Service Dogs perform an important function for their handler -- any kind of distraction could be dangerous for the person. That's why you should always ask before you pet or distract a Service Dog. Most working dogs will wear a harness, cape or backpack in public to identify them as such. Many owners place a patch on the dog’s equipment that reads, “Please don’t pet me, I’m working.”

What happens when a Service Dog can no longer work?

Usually, the dog is retired as a service animal and becomes a pet for the person with whom the dog was matched. The client may also choose to get another Service Dog.

Can NEADS train my dog?

We can not. NEADS exclusively trains dogs that we get as puppies here on campus. Assistance Dogs International has a list of organizations across the US, some of which will train your own dog. For more information, please visit Assistance Dogs International.

Ask a Question

Other questions that you feel belongs on this page? Submit them below, and we'll do our best to provide an answer.

Our Most Frequently Asked Questions

Does NEADS have a Service Dog program to help someone with depression, anxiety, or another mental health diagnosis? Does NEADS have a Service Dog program for a civilian with PTSD?

NEADS does not have a Psychiatric Service Dog program. If you are a veteran looking for a Service Dog to help with PTSD, please contact us using the form on this page.

NEADS does not have a program for emotional support or comfort animals.

For a Psychiatric Service Dog program that may be able to help, contact Assistance Dogs International.

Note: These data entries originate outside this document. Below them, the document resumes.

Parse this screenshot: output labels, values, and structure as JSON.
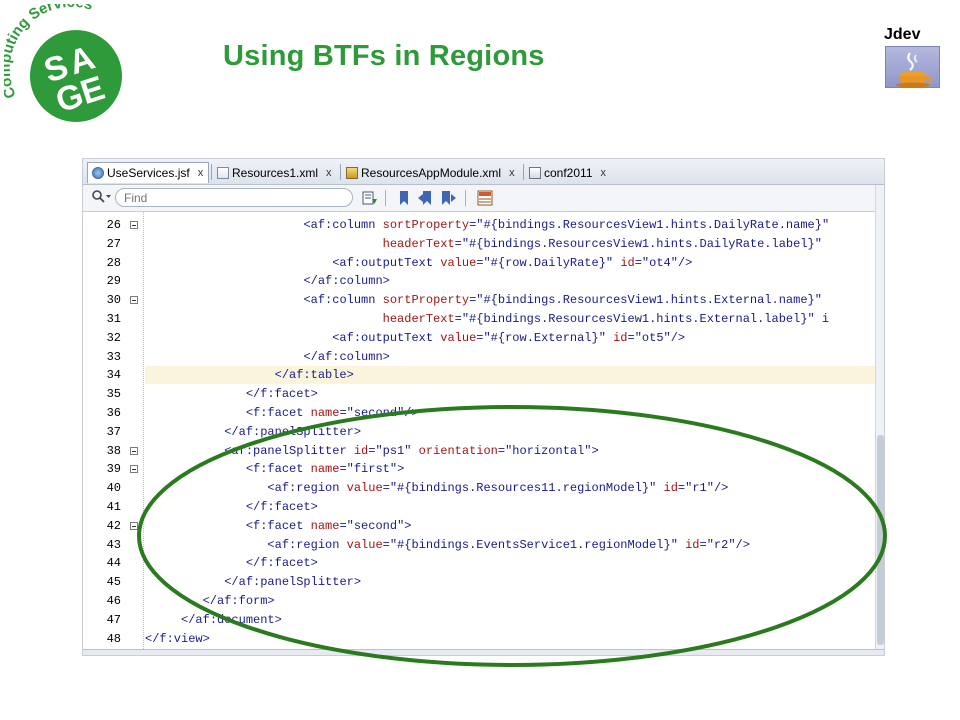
{
  "slide": {
    "title": "Using BTFs in Regions",
    "logo_ring_text": "Computing Services",
    "logo_letters": "SAGE",
    "jdev_label": "Jdev",
    "brand_color": "#2e9a3a",
    "icons": {
      "logo": "sage-logo-icon",
      "jdev": "coffee-cup-icon"
    }
  },
  "ide": {
    "tabs": [
      {
        "label": "UseServices.jsf",
        "close": "x",
        "icon": "jsf-file-icon",
        "active": true
      },
      {
        "label": "Resources1.xml",
        "close": "x",
        "icon": "xml-file-icon",
        "active": false
      },
      {
        "label": "ResourcesAppModule.xml",
        "close": "x",
        "icon": "app-module-icon",
        "active": false
      },
      {
        "label": "conf2011",
        "close": "x",
        "icon": "folder-file-icon",
        "active": false
      }
    ],
    "find": {
      "placeholder": "Find"
    },
    "toolbar_icons": [
      "search-icon",
      "pin-icon",
      "bookmark-icon",
      "prev-bookmark-icon",
      "next-bookmark-icon",
      "grid-icon"
    ],
    "highlight_color": "#fbf4dc",
    "callout_color": "#2a7a1e",
    "code_lines": [
      {
        "ln": "26",
        "fold": true,
        "hl": false,
        "segs": [
          {
            "t": "                      "
          },
          {
            "c": "t-tag",
            "t": "<af:column "
          },
          {
            "c": "t-attr",
            "t": "sortProperty"
          },
          {
            "t": "="
          },
          {
            "c": "t-val",
            "t": "\"#{bindings.ResourcesView1.hints.DailyRate.name}\""
          }
        ]
      },
      {
        "ln": "27",
        "fold": false,
        "hl": false,
        "segs": [
          {
            "t": "                                 "
          },
          {
            "c": "t-attr",
            "t": "headerText"
          },
          {
            "t": "="
          },
          {
            "c": "t-val",
            "t": "\"#{bindings.ResourcesView1.hints.DailyRate.label}\""
          }
        ]
      },
      {
        "ln": "28",
        "fold": false,
        "hl": false,
        "segs": [
          {
            "t": "                          "
          },
          {
            "c": "t-tag",
            "t": "<af:outputText "
          },
          {
            "c": "t-attr",
            "t": "value"
          },
          {
            "t": "="
          },
          {
            "c": "t-val",
            "t": "\"#{row.DailyRate}\""
          },
          {
            "t": " "
          },
          {
            "c": "t-attr",
            "t": "id"
          },
          {
            "t": "="
          },
          {
            "c": "t-val",
            "t": "\"ot4\""
          },
          {
            "c": "t-tag",
            "t": "/>"
          }
        ]
      },
      {
        "ln": "29",
        "fold": false,
        "hl": false,
        "segs": [
          {
            "t": "                      "
          },
          {
            "c": "t-tag",
            "t": "</af:column>"
          }
        ]
      },
      {
        "ln": "30",
        "fold": true,
        "hl": false,
        "segs": [
          {
            "t": "                      "
          },
          {
            "c": "t-tag",
            "t": "<af:column "
          },
          {
            "c": "t-attr",
            "t": "sortProperty"
          },
          {
            "t": "="
          },
          {
            "c": "t-val",
            "t": "\"#{bindings.ResourcesView1.hints.External.name}\""
          }
        ]
      },
      {
        "ln": "31",
        "fold": false,
        "hl": false,
        "segs": [
          {
            "t": "                                 "
          },
          {
            "c": "t-attr",
            "t": "headerText"
          },
          {
            "t": "="
          },
          {
            "c": "t-val",
            "t": "\"#{bindings.ResourcesView1.hints.External.label}\""
          },
          {
            "t": " i"
          }
        ]
      },
      {
        "ln": "32",
        "fold": false,
        "hl": false,
        "segs": [
          {
            "t": "                          "
          },
          {
            "c": "t-tag",
            "t": "<af:outputText "
          },
          {
            "c": "t-attr",
            "t": "value"
          },
          {
            "t": "="
          },
          {
            "c": "t-val",
            "t": "\"#{row.External}\""
          },
          {
            "t": " "
          },
          {
            "c": "t-attr",
            "t": "id"
          },
          {
            "t": "="
          },
          {
            "c": "t-val",
            "t": "\"ot5\""
          },
          {
            "c": "t-tag",
            "t": "/>"
          }
        ]
      },
      {
        "ln": "33",
        "fold": false,
        "hl": false,
        "segs": [
          {
            "t": "                      "
          },
          {
            "c": "t-tag",
            "t": "</af:column>"
          }
        ]
      },
      {
        "ln": "34",
        "fold": false,
        "hl": true,
        "segs": [
          {
            "t": "                  "
          },
          {
            "c": "t-tag",
            "t": "</af:table>"
          }
        ]
      },
      {
        "ln": "35",
        "fold": false,
        "hl": false,
        "segs": [
          {
            "t": "              "
          },
          {
            "c": "t-tag",
            "t": "</f:facet>"
          }
        ]
      },
      {
        "ln": "36",
        "fold": false,
        "hl": false,
        "segs": [
          {
            "t": "              "
          },
          {
            "c": "t-tag",
            "t": "<f:facet "
          },
          {
            "c": "t-attr",
            "t": "name"
          },
          {
            "t": "="
          },
          {
            "c": "t-val",
            "t": "\"second\""
          },
          {
            "c": "t-tag",
            "t": "/>"
          }
        ]
      },
      {
        "ln": "37",
        "fold": false,
        "hl": false,
        "segs": [
          {
            "t": "           "
          },
          {
            "c": "t-tag",
            "t": "</af:panelSplitter>"
          }
        ]
      },
      {
        "ln": "38",
        "fold": true,
        "hl": false,
        "segs": [
          {
            "t": "           "
          },
          {
            "c": "t-tag",
            "t": "<af:panelSplitter "
          },
          {
            "c": "t-attr",
            "t": "id"
          },
          {
            "t": "="
          },
          {
            "c": "t-val",
            "t": "\"ps1\""
          },
          {
            "t": " "
          },
          {
            "c": "t-attr",
            "t": "orientation"
          },
          {
            "t": "="
          },
          {
            "c": "t-val",
            "t": "\"horizontal\""
          },
          {
            "c": "t-tag",
            "t": ">"
          }
        ]
      },
      {
        "ln": "39",
        "fold": true,
        "hl": false,
        "segs": [
          {
            "t": "              "
          },
          {
            "c": "t-tag",
            "t": "<f:facet "
          },
          {
            "c": "t-attr",
            "t": "name"
          },
          {
            "t": "="
          },
          {
            "c": "t-val",
            "t": "\"first\""
          },
          {
            "c": "t-tag",
            "t": ">"
          }
        ]
      },
      {
        "ln": "40",
        "fold": false,
        "hl": false,
        "segs": [
          {
            "t": "                 "
          },
          {
            "c": "t-tag",
            "t": "<af:region "
          },
          {
            "c": "t-attr",
            "t": "value"
          },
          {
            "t": "="
          },
          {
            "c": "t-val",
            "t": "\"#{bindings.Resources11.regionModel}\""
          },
          {
            "t": " "
          },
          {
            "c": "t-attr",
            "t": "id"
          },
          {
            "t": "="
          },
          {
            "c": "t-val",
            "t": "\"r1\""
          },
          {
            "c": "t-tag",
            "t": "/>"
          }
        ]
      },
      {
        "ln": "41",
        "fold": false,
        "hl": false,
        "segs": [
          {
            "t": "              "
          },
          {
            "c": "t-tag",
            "t": "</f:facet>"
          }
        ]
      },
      {
        "ln": "42",
        "fold": true,
        "hl": false,
        "segs": [
          {
            "t": "              "
          },
          {
            "c": "t-tag",
            "t": "<f:facet "
          },
          {
            "c": "t-attr",
            "t": "name"
          },
          {
            "t": "="
          },
          {
            "c": "t-val",
            "t": "\"second\""
          },
          {
            "c": "t-tag",
            "t": ">"
          }
        ]
      },
      {
        "ln": "43",
        "fold": false,
        "hl": false,
        "segs": [
          {
            "t": "                 "
          },
          {
            "c": "t-tag",
            "t": "<af:region "
          },
          {
            "c": "t-attr",
            "t": "value"
          },
          {
            "t": "="
          },
          {
            "c": "t-val",
            "t": "\"#{bindings.EventsService1.regionModel}\""
          },
          {
            "t": " "
          },
          {
            "c": "t-attr",
            "t": "id"
          },
          {
            "t": "="
          },
          {
            "c": "t-val",
            "t": "\"r2\""
          },
          {
            "c": "t-tag",
            "t": "/>"
          }
        ]
      },
      {
        "ln": "44",
        "fold": false,
        "hl": false,
        "segs": [
          {
            "t": "              "
          },
          {
            "c": "t-tag",
            "t": "</f:facet>"
          }
        ]
      },
      {
        "ln": "45",
        "fold": false,
        "hl": false,
        "segs": [
          {
            "t": "           "
          },
          {
            "c": "t-tag",
            "t": "</af:panelSplitter>"
          }
        ]
      },
      {
        "ln": "46",
        "fold": false,
        "hl": false,
        "segs": [
          {
            "t": "        "
          },
          {
            "c": "t-tag",
            "t": "</af:form>"
          }
        ]
      },
      {
        "ln": "47",
        "fold": false,
        "hl": false,
        "segs": [
          {
            "t": "     "
          },
          {
            "c": "t-tag",
            "t": "</af:document>"
          }
        ]
      },
      {
        "ln": "48",
        "fold": false,
        "hl": false,
        "segs": [
          {
            "c": "t-tag",
            "t": "</f:view>"
          }
        ]
      }
    ]
  }
}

For emotional support animals, we suggest talking to a trainer or veterinarian in your area who may be able to help you find and train a dog that can provide comfort in your home.

Can NEADS train my dog?

A: NEADS does not train dogs that are already owned by individuals. Contact Assistance Dogs International for information about other organizations who may be able to help.

Can NEADS bring puppies to an event I'm hosting?

Our World-Class Service Dogs complete their 18-24 month training off campus through our Prisoner PUP Program and with our volunteer Weekend Puppy Raisers; therefore we are not able to guarantee attendance of dogs for presentations, training, or tours.

Furthermore, we bring our Service Dogs in Training out in public for specific training exercises. This means they are working, and are not available for petting and playing.

You may want to consider a visit  from a pet therapy organization, which you can find by searching online.